Unrestrained 5 ns molecular dynamics simulation of a cisplatin-DNA 1,2-GG adduct provides a rationale for the NMR features and reveals increased conformational flexibility at the platinum binding site

Abstract

A 5 ns unrestrained molecular dynamics (MD) simulation of the DNA duplex d(GCCG∗G∗ATCGC)-d(GCGATCCGGC), bearing a cis-Pt(NH 3) 2 2+ unit crosslinking the two G∗ guanine bases, is reported. The MD trajectory was a posteriori correlated with NMR data determined for the same adduct, and it is shown that interproton distances and the characteristic chemical shifts are accounted for by the simulation. The simulation and its confrontation with the NMR data have confirmed the finding derived early from static models that the cytosine complementary to the 5′ G∗, C17, is mobile with respect to its adjacent bases. However, in contrast to our previous description of this mobility, which included rupture of the Watson-Crick hydrogen bonds and formation of non-Watson-Crick hydrogen bonds, the MD simulation indicated that the G∗4-C17 pair moves continuously along a trajectory roughly perpendicular to the local helix axis, with retention of all three Watson-Crick hydrogen bonds. The simulation indicated the reversible formation of a hydrogen bond between the 5′ oriented NH 3 ligand of platinum and the C3pG∗4 phosphate group, in accord with our former prediction.
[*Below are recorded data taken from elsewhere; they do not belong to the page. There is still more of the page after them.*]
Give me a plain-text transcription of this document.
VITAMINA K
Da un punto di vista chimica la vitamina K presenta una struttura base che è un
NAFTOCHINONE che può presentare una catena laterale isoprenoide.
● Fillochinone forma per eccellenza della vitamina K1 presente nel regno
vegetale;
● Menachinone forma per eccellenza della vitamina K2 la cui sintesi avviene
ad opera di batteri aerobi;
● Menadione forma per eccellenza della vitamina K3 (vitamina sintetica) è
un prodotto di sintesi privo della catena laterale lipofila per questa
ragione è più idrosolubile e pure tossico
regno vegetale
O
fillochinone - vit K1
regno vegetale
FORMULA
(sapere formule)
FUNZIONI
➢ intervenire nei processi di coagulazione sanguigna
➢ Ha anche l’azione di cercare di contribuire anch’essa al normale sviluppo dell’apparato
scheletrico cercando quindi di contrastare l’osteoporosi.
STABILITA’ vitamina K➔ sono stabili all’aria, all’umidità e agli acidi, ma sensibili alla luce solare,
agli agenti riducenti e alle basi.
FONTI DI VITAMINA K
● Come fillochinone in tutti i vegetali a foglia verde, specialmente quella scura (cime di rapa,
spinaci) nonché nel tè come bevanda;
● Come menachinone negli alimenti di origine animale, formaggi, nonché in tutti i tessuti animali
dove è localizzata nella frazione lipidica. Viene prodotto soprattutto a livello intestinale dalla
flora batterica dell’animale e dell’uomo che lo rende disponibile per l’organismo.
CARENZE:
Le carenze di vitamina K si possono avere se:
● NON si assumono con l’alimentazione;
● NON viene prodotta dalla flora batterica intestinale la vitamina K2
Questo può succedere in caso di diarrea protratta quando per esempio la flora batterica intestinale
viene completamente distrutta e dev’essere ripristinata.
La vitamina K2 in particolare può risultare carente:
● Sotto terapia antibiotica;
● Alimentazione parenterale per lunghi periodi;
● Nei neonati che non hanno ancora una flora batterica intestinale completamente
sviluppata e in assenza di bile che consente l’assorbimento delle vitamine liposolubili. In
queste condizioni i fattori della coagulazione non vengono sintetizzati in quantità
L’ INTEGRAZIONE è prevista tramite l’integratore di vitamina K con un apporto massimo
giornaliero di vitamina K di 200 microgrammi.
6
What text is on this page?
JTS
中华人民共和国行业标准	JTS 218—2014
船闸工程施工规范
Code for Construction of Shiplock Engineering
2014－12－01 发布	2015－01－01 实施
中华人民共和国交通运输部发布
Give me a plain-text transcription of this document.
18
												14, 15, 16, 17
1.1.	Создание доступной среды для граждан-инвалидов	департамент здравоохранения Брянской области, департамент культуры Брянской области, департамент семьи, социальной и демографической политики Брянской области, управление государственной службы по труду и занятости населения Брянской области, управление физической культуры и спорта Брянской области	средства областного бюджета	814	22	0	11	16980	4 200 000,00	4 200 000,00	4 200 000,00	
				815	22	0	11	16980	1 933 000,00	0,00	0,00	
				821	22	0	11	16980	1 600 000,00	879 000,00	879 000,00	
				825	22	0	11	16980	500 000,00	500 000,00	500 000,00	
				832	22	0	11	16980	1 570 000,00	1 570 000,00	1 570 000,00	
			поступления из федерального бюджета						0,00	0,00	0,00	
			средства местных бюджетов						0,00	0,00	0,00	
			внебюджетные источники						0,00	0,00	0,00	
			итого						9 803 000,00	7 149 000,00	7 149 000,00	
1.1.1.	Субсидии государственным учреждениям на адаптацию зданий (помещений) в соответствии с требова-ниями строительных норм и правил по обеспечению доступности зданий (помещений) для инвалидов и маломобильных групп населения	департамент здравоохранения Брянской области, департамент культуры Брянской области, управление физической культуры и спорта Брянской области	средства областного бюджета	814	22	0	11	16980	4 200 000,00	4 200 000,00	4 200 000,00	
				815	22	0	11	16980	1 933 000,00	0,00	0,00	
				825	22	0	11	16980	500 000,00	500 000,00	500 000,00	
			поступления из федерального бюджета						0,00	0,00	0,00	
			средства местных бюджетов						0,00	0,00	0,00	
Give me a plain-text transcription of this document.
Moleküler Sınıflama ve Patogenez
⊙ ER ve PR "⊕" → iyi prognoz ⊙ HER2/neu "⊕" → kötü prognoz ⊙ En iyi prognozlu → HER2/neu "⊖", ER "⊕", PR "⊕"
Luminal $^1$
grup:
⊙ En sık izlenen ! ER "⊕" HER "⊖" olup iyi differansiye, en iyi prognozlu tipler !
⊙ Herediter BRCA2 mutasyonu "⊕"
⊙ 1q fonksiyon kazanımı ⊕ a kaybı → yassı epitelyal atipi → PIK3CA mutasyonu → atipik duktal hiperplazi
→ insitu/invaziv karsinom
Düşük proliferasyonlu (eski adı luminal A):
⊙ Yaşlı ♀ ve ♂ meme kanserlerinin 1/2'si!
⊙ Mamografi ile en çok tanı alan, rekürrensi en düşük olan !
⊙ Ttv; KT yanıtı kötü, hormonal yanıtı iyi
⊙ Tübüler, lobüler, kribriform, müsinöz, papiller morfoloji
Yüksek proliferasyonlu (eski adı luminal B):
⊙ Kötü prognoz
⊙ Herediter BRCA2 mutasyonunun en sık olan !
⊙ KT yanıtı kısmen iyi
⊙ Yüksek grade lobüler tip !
Furthermore, the simulation has disclosed previously undetected BI ⇌ BII transitions at the G∗5pA6 and A6pT7 steps, connected to formation/rupture of a hydrogen bond between the 3′ oriented NH 3 ligand of platinum and the N7 atom of A6. All these conformational equilibria affect the form of the minor groove and increase the conformational flexibility at the platination site, and are thus likely to facilitate recognition by cellular proteins.